The sequester was supposed to be something new in Washington: a budget cut you couldn’t beat. Once it hit, it hit. The money was gone, and nobody could get it back.
That turned out to be true — for about three weeks. Then somebody beat it.
Last week, President Obama signed a spending bill that gave the Agriculture Department’s food inspectors what everybody else wanted: a get-out-of-the-sequester card. Their program got $55 million in new money, which replaced almost all of what the sequester took.
There’s a story there, about how power and lobbying can still make money appear in Washington, even in this age of austerity. It started with sharp political theater.
Agriculture Secretary Tom Vilsack insisted that the sequester would force him to shut down all U.S. meat production on at least 11 days.
The inspectors union didn’t believe that. Neither did many in the powerful meat lobby. But they were too worried not to help Vilsack anyway. After an extensive campaign, the Senate gave Vilsack the money.
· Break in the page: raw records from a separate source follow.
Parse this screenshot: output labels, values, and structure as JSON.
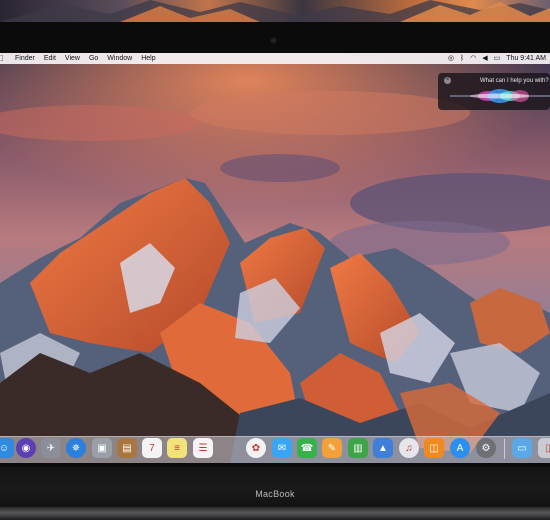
{
  "device": {
    "label": "MacBook"
  },
  "menubar": {
    "apple_glyph": "",
    "items": [
      "Finder",
      "Edit",
      "View",
      "Go",
      "Window",
      "Help"
    ],
    "status_icons": [
      "siri-icon",
      "bluetooth-icon",
      "wifi-icon",
      "volume-icon",
      "battery-icon"
    ],
    "clock": "Thu 9:41 AM"
  },
  "siri": {
    "prompt": "What can I help you with?",
    "close_glyph": "×"
  },
  "dock": {
    "items": [
      {
        "name": "finder-icon",
        "glyph": "☺",
        "color": "#2f8be0"
      },
      {
        "name": "siri-icon",
        "glyph": "◉",
        "color": "#5b3fb3"
      },
      {
        "name": "launchpad-icon",
        "glyph": "✈",
        "color": "#8a8f99"
      },
      {
        "name": "safari-icon",
        "glyph": "✵",
        "color": "#2a7fdb"
      },
      {
        "name": "photo-booth-icon",
        "glyph": "▣",
        "color": "#9a9fa8"
      },
      {
        "name": "contacts-icon",
        "glyph": "▤",
        "color": "#a8773f"
      },
      {
        "name": "calendar-icon",
        "glyph": "7",
        "color": "#f3f3f3"
      },
      {
        "name": "notes-icon",
        "glyph": "≡",
        "color": "#f2e27a"
      },
      {
        "name": "reminders-icon",
        "glyph": "☰",
        "color": "#f5f5f5"
      },
      {
        "name": "photos-icon",
        "glyph": "✿",
        "color": "#f2f2f2"
      },
      {
        "name": "messages-icon",
        "glyph": "✉",
        "color": "#38a6f2"
      },
      {
        "name": "facetime-icon",
        "glyph": "☎",
        "color": "#35b24a"
      },
      {
        "name": "pages-icon",
        "glyph": "✎",
        "color": "#f2a13a"
      },
      {
        "name": "numbers-icon",
        "glyph": "▥",
        "color": "#3da447"
      },
      {
        "name": "keynote-icon",
        "glyph": "▲",
        "color": "#3f7fd9"
      },
      {
        "name": "itunes-icon",
        "glyph": "♫",
        "color": "#e5e5ea"
      },
      {
        "name": "ibooks-icon",
        "glyph": "◫",
        "color": "#f08a1c"
      },
      {
        "name": "app-store-icon",
        "glyph": "A",
        "color": "#2b8ef0"
      },
      {
        "name": "system-preferences-icon",
        "glyph": "⚙",
        "color": "#6e7075"
      },
      {
        "name": "downloads-folder-icon",
        "glyph": "▭",
        "color": "#5aa8e8"
      },
      {
        "name": "trash-icon",
        "glyph": "▯",
        "color": "#c9cbd0"
      }
    ]
  },
  "colors": {
    "sky_top": "#3b3650",
    "sky_mid": "#b25a55",
    "sky_glow": "#e58a5a",
    "mountain_lit": "#e0643a",
    "mountain_shadow": "#384458",
    "snow": "#d7d8e6"
  }
}
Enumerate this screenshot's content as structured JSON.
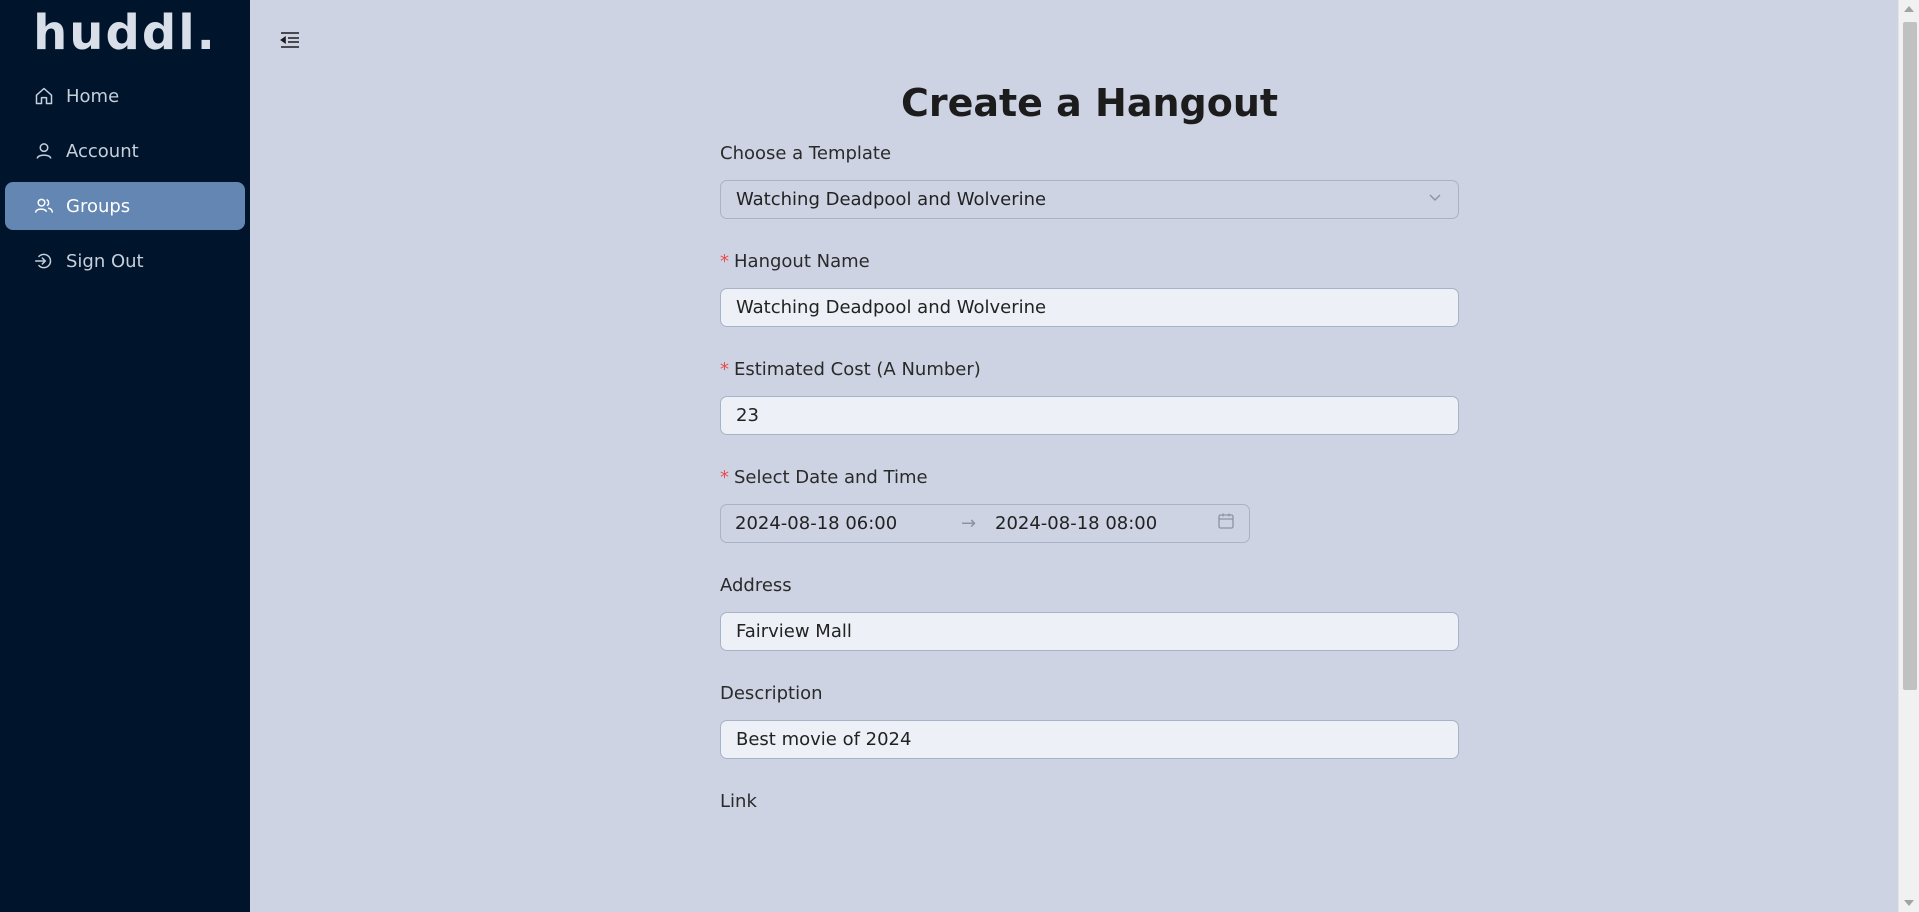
{
  "brand": {
    "name": "huddl."
  },
  "sidebar": {
    "items": [
      {
        "label": "Home",
        "icon": "home-icon",
        "active": false
      },
      {
        "label": "Account",
        "icon": "user-icon",
        "active": false
      },
      {
        "label": "Groups",
        "icon": "users-icon",
        "active": true
      },
      {
        "label": "Sign Out",
        "icon": "sign-out-icon",
        "active": false
      }
    ]
  },
  "main": {
    "title": "Create a Hangout",
    "form": {
      "template": {
        "label": "Choose a Template",
        "value": "Watching Deadpool and Wolverine"
      },
      "name": {
        "label": "Hangout Name",
        "value": "Watching Deadpool and Wolverine",
        "required": true
      },
      "cost": {
        "label": "Estimated Cost (A Number)",
        "value": "23",
        "required": true
      },
      "datetime": {
        "label": "Select Date and Time",
        "start": "2024-08-18 06:00",
        "end": "2024-08-18 08:00",
        "arrow": "→",
        "required": true
      },
      "address": {
        "label": "Address",
        "value": "Fairview Mall"
      },
      "description": {
        "label": "Description",
        "value": "Best movie of 2024"
      },
      "link": {
        "label": "Link"
      }
    }
  },
  "required_mark": "*",
  "colors": {
    "sidebar_bg": "#00152b",
    "active_item": "#6386b3",
    "page_bg": "#cdd3e3",
    "required": "#e84c4c"
  }
}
So the sequester can be hacked. Now, other interest groups are waiting: police officers, airport executives, Border Patrol agents. The question is: Can it be hacked again?
“It is those who make the most noise that sometimes succeed,” said Sen. Jerry Moran (R-Kan.), who failed in his push to exempt small air traffic control towers from the effects of the sequester. “I thought I’d made a lot of noise,” Moran said. Until he saw he had lost and the meat lobby and Vilsack had won.
This was not, of course, the way sequestration was supposed to turn out. Back in 2011, it was designed to exempt some areas of government: welfare, food stamps, Social Security, veterans programs. But where it cut, it was supposed to cut like a razor, clean and even:
Defense programs lose 7.3 percent across the board. Non-
defense spending programs lose 5.1 percent.
Nobody could get out. Because then, everybody would want out. And the sequester was meant to force a gridlocked Washington to come up with something else.
“We need a big fix. And once you start making everybody happy, you lose the leverage in a negotiation” for a bigger deal, said a Republican aide in the House, speaking anonymously to explain the GOP leadership’s thinking. The even spreading of the pain “was the whole point of sequestration to begin with,” the aide said.
Of course, Washington is not a place where people sit back and accept equal treatment. Since sequestration began taking effect on March 1, some programs have lobbied for little victories, taking a bigger piece of their department’s smaller pie.
Corrections officers persuaded the Justice Department to shift more money their way, eliminating the threat of furloughs. The Pentagon found $10.4 billion, so furloughs for civilian employees were reduced. But none of them got Congress to give them money to replace what the sequester took. That trick was pulled off, somehow, by the workers who inspect animal carcasses.
The campaign to do it began in early February, when the sequester was still weeks away. Earlier than many other Cabinet secretaries, Vilsack began describing in detail how badly his department would be hit.
“In our food safety area . . . we will have to furlough workers for a period of a couple of weeks,” Vilsack said, speaking to an agriculture industry conference in Las Vegas. “The problem is, as soon as you take an inspector off the floor, that plant shuts down.”
He had details: There could be $10 billion in lost production and more than $400 million lost worker wages. Diners would be affected, too; beef and poultry would get scarcer. “Food safety could be compromised,” he said.
In the world of meat, people took notice. But a lot of them thought Vilsack was stretching the truth.
Even the meat inspectors’ union doubted he would make good on the promise of shutting plants down. Federal law requires the Agriculture Department to provide inspectors when a plant is running. A budget cut is not a valid excuse to stop, said Trent Berhow, an official with the inspectors union. “If the federal government truly did put the inspectors out of the plant, the industry would sue the hell out of them,” he said.
But Vilsack kept insisting, although he reduced the number of possible furlough days from 15 to 11. In a House hearing, lawmakers tried to get him to admit there were other, less drastic alternatives. Couldn’t he cut other costs instead? Couldn’t he furlough inspectors one region at a time, instead of nationwide?
No, Vilsack said. The sequester law tied his hands. There was one solution: “Just give us the resources,” he said.
“That’s not the option, Mr. Secretary, as you well know,” said Rep. Steve King (R-Iowa).
“Well, see, now, that’s a choice you all are making, all right?” Vilsack said.